Her demands were simple — that politicians reduced carbon emissions in line with the Paris Agreement of 2015.

In November 2018, still aged just 15 and dressed in a blue hoodie and hair in long plaits she gave her first TED talk, which has now been viewed more than a million times.

Some have questioned whether her rise to global fame has been as accidental as it appears, but Greta and her family have hit back hard at anmy suggestion of media manipulation.

PR consultant Ingmar Rentzhog’s We Don’t Have Time climate change PR agency used Greta’s image to gain funds for his firm, according to Climate Change Dispatch.

But the publication said the teenager’s family deny being aware that she would be used in this way, and the family have since cut ties with Mr Rentzhog’s organisation.

Her school strike coincided with the launch of a book about climate change written by her mother, according to Swiss magazine Die Weltwoche, but Greta denied that the book launch had anything to do with her.

Greta's mother is Swedish opera singer Malena Ernman. She is seen performing during the Eurovision grand final in Moscow on May 16, 2009

Greta’s mother is Swedish opera singer Malena Ernman. She is seen performing during the Eurovision grand final in Moscow on May 16, 2009

Greta delivered a stern rebuke to attendees of the United Nations Climate Change Conference in Poland in December 2018, accusing them of leaving the burden of climate change with future generations.

‘I don’t want your hope. I want you to panic. I want you to feel the fear I feel every day,’ she told them.

And she told business leaders at the World Economic Forum in Davos in January ‘our house is on fire!’, after piously camping in the snow in temperatures of -18C rather than accepting luxury accommodation. 

She arrived at the out-of-the-way location after a 32-hour train journey, eschewing the jet planes used by most attendees.

On February 15 and again on March 15 school students around the world, inspired by her example, played truant from school in a ‘strike’ to protest climate change.

In the UK last month, thousands of placard-waving youngsters ditched their lessons and flocked to London’s Parliament Square to try to grab the attention of MPs.

Students in Canterbury, in Kent, join the schools strike in March - including one boy in school uniform who appears to have walked straight out of school

Students in Canterbury, in Kent, join the schools strike in March – including one boy in school uniform who appears to have walked straight out of school

They chanted ‘this is what democracy looks like’ while primary school children, who were at the protest with their parents and holding handmade placards, shouted ‘climate change, boo!’

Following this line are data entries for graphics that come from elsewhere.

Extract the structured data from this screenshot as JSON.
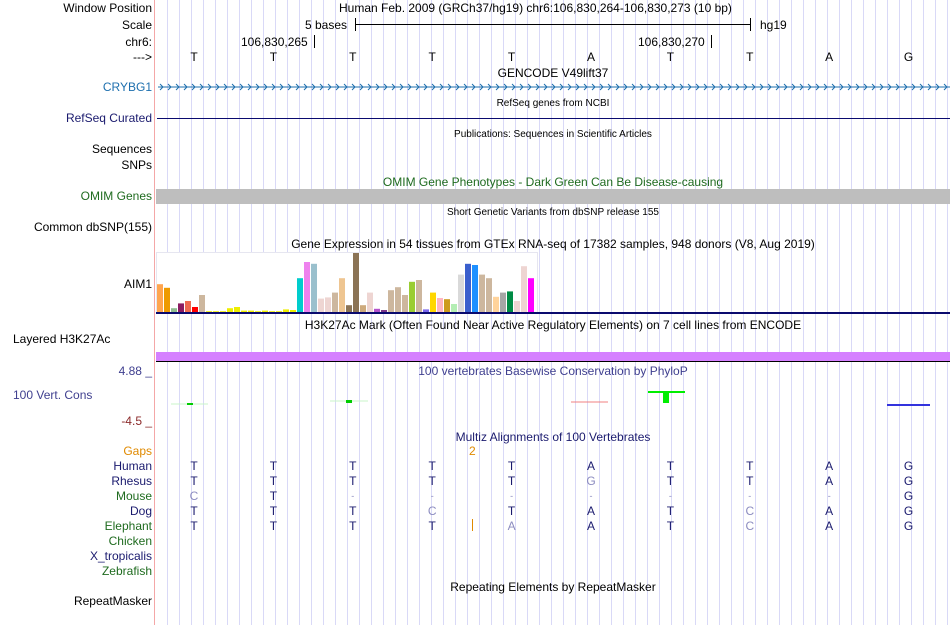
{
  "header": {
    "window_position_label": "Window Position",
    "scale_label": "Scale",
    "chrom_label": "chr6:",
    "strand_label": "--->",
    "assembly_position": "Human Feb. 2009 (GRCh37/hg19)   chr6:106,830,264-106,830,273 (10 bp)",
    "scale_text": "5 bases",
    "scale_db": "hg19",
    "coord_left": "106,830,265",
    "coord_right": "106,830,270"
  },
  "bases": [
    "T",
    "T",
    "T",
    "T",
    "T",
    "A",
    "T",
    "T",
    "A",
    "G"
  ],
  "tracks": {
    "gencode": {
      "title": "GENCODE V49lift37",
      "label": "CRYBG1",
      "color": "#1d6fae"
    },
    "refseq": {
      "title": "RefSeq genes from NCBI",
      "label": "RefSeq Curated",
      "color": "#0a0a6e"
    },
    "publications": {
      "title": "Publications: Sequences in Scientific Articles",
      "label_line1": "Sequences",
      "label_line2": "SNPs"
    },
    "omim": {
      "title": "OMIM Gene Phenotypes - Dark Green Can Be Disease-causing",
      "label": "OMIM Genes",
      "bar_color": "#bebebe"
    },
    "dbsnp": {
      "title": "Short Genetic Variants from dbSNP release 155",
      "label": "Common dbSNP(155)"
    },
    "gtex": {
      "title": "Gene Expression in 54 tissues from GTEx RNA-seq of 17382 samples, 948 donors (V8, Aug 2019)",
      "label": "AIM1"
    },
    "h3k27ac": {
      "title": "H3K27Ac Mark (Often Found Near Active Regulatory Elements) on 7 cell lines from ENCODE",
      "label": "Layered H3K27Ac",
      "bar_color": "#d580ff"
    },
    "phylop": {
      "title": "100 vertebrates Basewise Conservation by PhyloP",
      "label": "100 Vert. Cons",
      "max": "4.88 _",
      "min": "-4.5 _"
    },
    "multiz": {
      "title": "Multiz Alignments of 100 Vertebrates",
      "gaps_label": "Gaps",
      "gap_count": "2",
      "species": [
        {
          "name": "Human",
          "color": "navy",
          "seq": [
            "T",
            "T",
            "T",
            "T",
            "T",
            "A",
            "T",
            "T",
            "A",
            "G"
          ],
          "faded": [
            0,
            0,
            0,
            0,
            0,
            0,
            0,
            0,
            0,
            0
          ]
        },
        {
          "name": "Rhesus",
          "color": "navy",
          "seq": [
            "T",
            "T",
            "T",
            "T",
            "T",
            "G",
            "T",
            "T",
            "A",
            "G"
          ],
          "faded": [
            0,
            0,
            0,
            0,
            0,
            1,
            0,
            0,
            0,
            0
          ]
        },
        {
          "name": "Mouse",
          "color": "dgreen",
          "seq": [
            "C",
            "T",
            "-",
            "-",
            "-",
            "-",
            "-",
            "-",
            "-",
            "G"
          ],
          "faded": [
            1,
            0,
            1,
            1,
            1,
            1,
            1,
            1,
            1,
            0
          ]
        },
        {
          "name": "Dog",
          "color": "navy",
          "seq": [
            "T",
            "T",
            "T",
            "C",
            "T",
            "A",
            "T",
            "C",
            "A",
            "G"
          ],
          "faded": [
            0,
            0,
            0,
            1,
            0,
            0,
            0,
            1,
            0,
            0
          ]
        },
        {
          "name": "Elephant",
          "color": "dgreen",
          "seq": [
            "T",
            "T",
            "T",
            "T",
            "A",
            "A",
            "T",
            "C",
            "A",
            "G"
          ],
          "faded": [
            0,
            0,
            0,
            0,
            1,
            0,
            0,
            1,
            0,
            0
          ]
        },
        {
          "name": "Chicken",
          "color": "dgreen",
          "seq": [],
          "faded": []
        },
        {
          "name": "X_tropicalis",
          "color": "navy",
          "seq": [],
          "faded": []
        },
        {
          "name": "Zebrafish",
          "color": "dgreen",
          "seq": [],
          "faded": []
        }
      ]
    },
    "repeatmasker": {
      "title": "Repeating Elements by RepeatMasker",
      "label": "RepeatMasker"
    }
  },
  "gtex_bars": [
    {
      "v": 48,
      "c": "#ffa54f"
    },
    {
      "v": 42,
      "c": "#ee9a00"
    },
    {
      "v": 8,
      "c": "#8fbc8f"
    },
    {
      "v": 16,
      "c": "#8b1c62"
    },
    {
      "v": 20,
      "c": "#ee6a50"
    },
    {
      "v": 10,
      "c": "#ff0000"
    },
    {
      "v": 30,
      "c": "#cdb79e"
    },
    {
      "v": 3,
      "c": "#eeee00"
    },
    {
      "v": 3,
      "c": "#eeee00"
    },
    {
      "v": 3,
      "c": "#eeee00"
    },
    {
      "v": 8,
      "c": "#eeee00"
    },
    {
      "v": 10,
      "c": "#eeee00"
    },
    {
      "v": 4,
      "c": "#eeee00"
    },
    {
      "v": 4,
      "c": "#eeee00"
    },
    {
      "v": 3,
      "c": "#eeee00"
    },
    {
      "v": 4,
      "c": "#eeee00"
    },
    {
      "v": 3,
      "c": "#eeee00"
    },
    {
      "v": 3,
      "c": "#eeee00"
    },
    {
      "v": 6,
      "c": "#eeee00"
    },
    {
      "v": 5,
      "c": "#eeee00"
    },
    {
      "v": 58,
      "c": "#00cdcd"
    },
    {
      "v": 85,
      "c": "#ee82ee"
    },
    {
      "v": 82,
      "c": "#9ac0cd"
    },
    {
      "v": 24,
      "c": "#eed5d2"
    },
    {
      "v": 26,
      "c": "#eed5d2"
    },
    {
      "v": 34,
      "c": "#cdb79e"
    },
    {
      "v": 58,
      "c": "#eec591"
    },
    {
      "v": 13,
      "c": "#8b7355"
    },
    {
      "v": 100,
      "c": "#8b7355"
    },
    {
      "v": 13,
      "c": "#cdaa7d"
    },
    {
      "v": 34,
      "c": "#eed5d2"
    },
    {
      "v": 7,
      "c": "#b452cd"
    },
    {
      "v": 5,
      "c": "#7a378b"
    },
    {
      "v": 38,
      "c": "#cdb79e"
    },
    {
      "v": 43,
      "c": "#cdb79e"
    },
    {
      "v": 30,
      "c": "#cdb79e"
    },
    {
      "v": 52,
      "c": "#9acd32"
    },
    {
      "v": 55,
      "c": "#cdb79e"
    },
    {
      "v": 6,
      "c": "#7a67ee"
    },
    {
      "v": 34,
      "c": "#ffd700"
    },
    {
      "v": 25,
      "c": "#ffb6c1"
    },
    {
      "v": 23,
      "c": "#cd9b1d"
    },
    {
      "v": 15,
      "c": "#b4eeb4"
    },
    {
      "v": 64,
      "c": "#d9d9d9"
    },
    {
      "v": 82,
      "c": "#3a5fcd"
    },
    {
      "v": 80,
      "c": "#1e90ff"
    },
    {
      "v": 64,
      "c": "#cdb79e"
    },
    {
      "v": 58,
      "c": "#cdb79e"
    },
    {
      "v": 27,
      "c": "#ffd39b"
    },
    {
      "v": 34,
      "c": "#a6a6a6"
    },
    {
      "v": 36,
      "c": "#008b45"
    },
    {
      "v": 20,
      "c": "#eed5d2"
    },
    {
      "v": 78,
      "c": "#eed5d2"
    },
    {
      "v": 58,
      "c": "#ff00ff"
    }
  ]
}
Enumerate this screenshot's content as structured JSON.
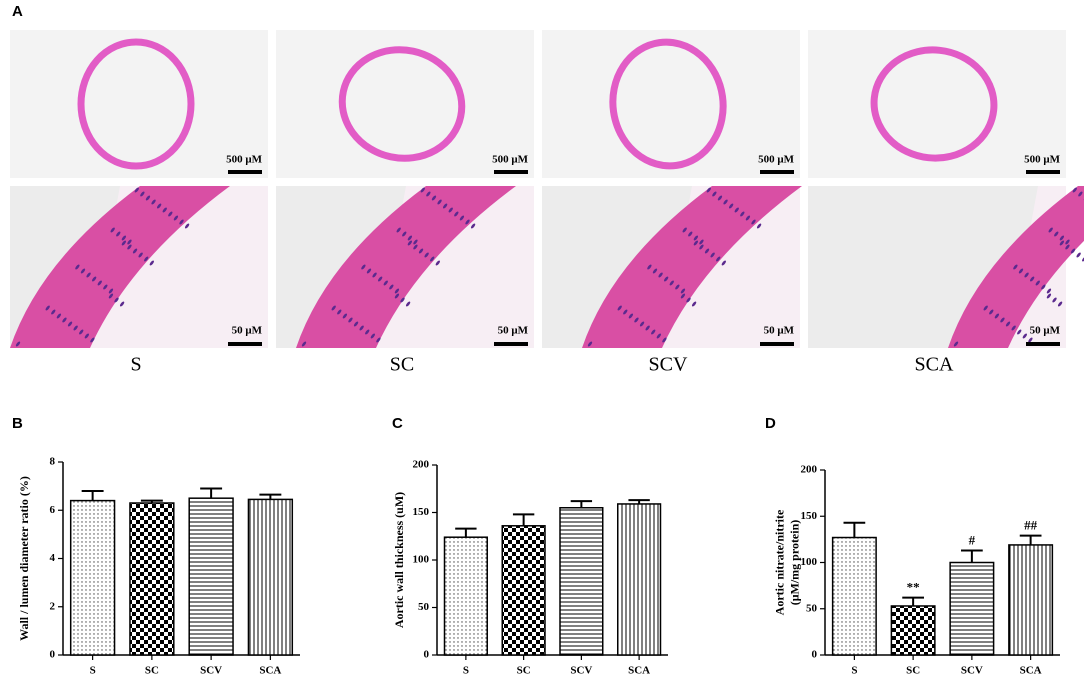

The walkouts took place in more than 100 UK towns and cities, including Kent, Edinburgh and Bristol, as part of a global day of action inspired by Greta.

In response to the protests in March, United Nations climate change chief Patricia Espinosa said: ‘What we’re seeing is a clear message from youth throughout the world that nations must significantly increase their efforts to address climate change.

‘Given the urgency the world faces, it’s vital nations come up with more ambitious plans both this year and in 2020 as stated in the Paris Agreement.

‘This is how we will not only reach our collective climate goals, but how we will build a cleaner, greener and more prosperous future for all people.’

While recognising the importance of climate change in response to the first UK strike, Downing Street said the disruption increased teachers’ workloads and wasted lesson time, and Education Secretary Damian Hinds said missing class was not the answer.

The children’s demands for urgent action to treat climate change as a global emergency come in the wake of a UN report last year which warned that limiting global temperature rises to 1.5C above pre-industrial levels, beyond which climate impacts become increasingly severe, requires unprecedented action.

That includes cutting global carbon dioxide emissions by almost half within 12 years, and to zero by mid-century.